Although considerable laser energy is lost to heating the hohlraum, x-rays are much more efficient at heating the fuel pellet, making the indirect drive method applicable to nuclear weapons research. The x-rays heat the outer layer of the pellet so quickly that it explodes outward, causing the remainder of the pellet to be forced inward and causes a shock wave to travel in through the pellet to the middle.
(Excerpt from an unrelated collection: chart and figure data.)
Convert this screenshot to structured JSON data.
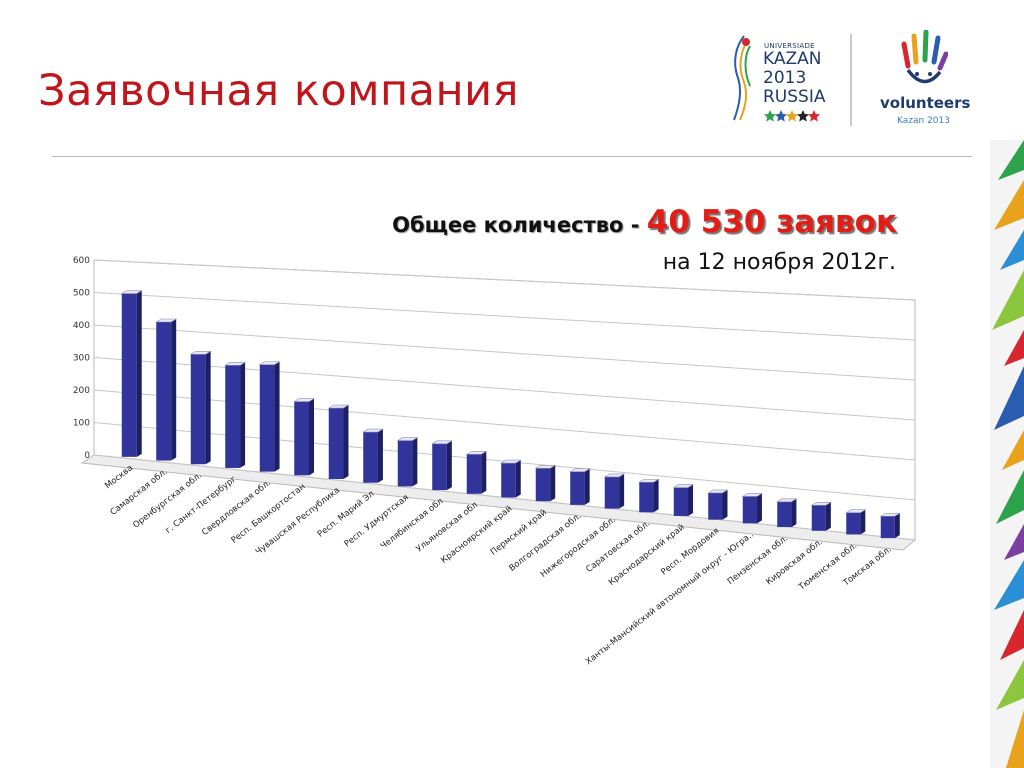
{
  "slide": {
    "title": "Заявочная компания",
    "headline_label": "Общее количество - ",
    "headline_count": "40 530 заявок",
    "headline_date": "на 12 ноября 2012г."
  },
  "logos": {
    "universiade_small": "UNIVERSIADE",
    "universiade_line1": "KAZAN",
    "universiade_line2": "2013",
    "universiade_line3": "RUSSIA",
    "volunteers_word": "volunteers",
    "volunteers_sub": "Kazan 2013"
  },
  "colors": {
    "title": "#c0151a",
    "count": "#e41c16",
    "bar": "#31349a"
  },
  "chart_data": {
    "type": "bar",
    "categories": [
      "Москва",
      "Самарская обл.",
      "Оренбургская обл.",
      "г. Санкт-Петербург",
      "Свердловская обл.",
      "Респ. Башкортостан",
      "Чувашская Республика",
      "Респ. Марий Эл",
      "Респ. Удмуртская",
      "Челябинская обл",
      "Ульяновская обл",
      "Красноярский край",
      "Пермский край",
      "Волгоградская обл.",
      "Нижегородская обл.",
      "Саратовская обл.",
      "Краснодарский край",
      "Респ. Мордовия",
      "Ханты-Мансийский автономный округ - Югра..",
      "Пензенская обл.",
      "Кировская обл.",
      "Тюменская обл.",
      "Томская обл."
    ],
    "values": [
      500,
      420,
      330,
      305,
      315,
      215,
      205,
      145,
      130,
      130,
      110,
      95,
      90,
      90,
      85,
      80,
      75,
      70,
      70,
      65,
      65,
      55,
      55
    ],
    "ylim": [
      0,
      600
    ],
    "yticks": [
      0,
      100,
      200,
      300,
      400,
      500,
      600
    ],
    "grid": true,
    "legend": "none",
    "style": "3d-perspective"
  }
}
When the shock wave converges from all directions and meets in the middle, the density and temperature briefly reach the Lawson criterion and start fusion reactions. If the rate of reactions is high enough the heat generated by these reactions will cause surrounding fuel to fuse as well. This continues until the majority of the fuel in the pellet is consumed. This process is known as "ignition", and has long been a goal of fusion researchers.

==History==
Construction on the Laser Mégajoule started with a single prototype beamline known as the Ligne d'Intégration Laser (Laser Integration Line), or LIL, powered by a 450 MJ energy bank. It was essentially a smaller version of the lines in the main design, with four beams instead of eight. It came online in 2002 and made 1,595 pulses and carried out 636 experiments before it shut down in February 2014. Its last experiment was carried out by LULI, Ecole Polytechnique and CELIA at the University of Bordeaux.

LMJ was delayed several times, but only for short periods. Designed to come into operation in early 2014, the schedule was pushed back to December, but ultimately pushed forward again to October.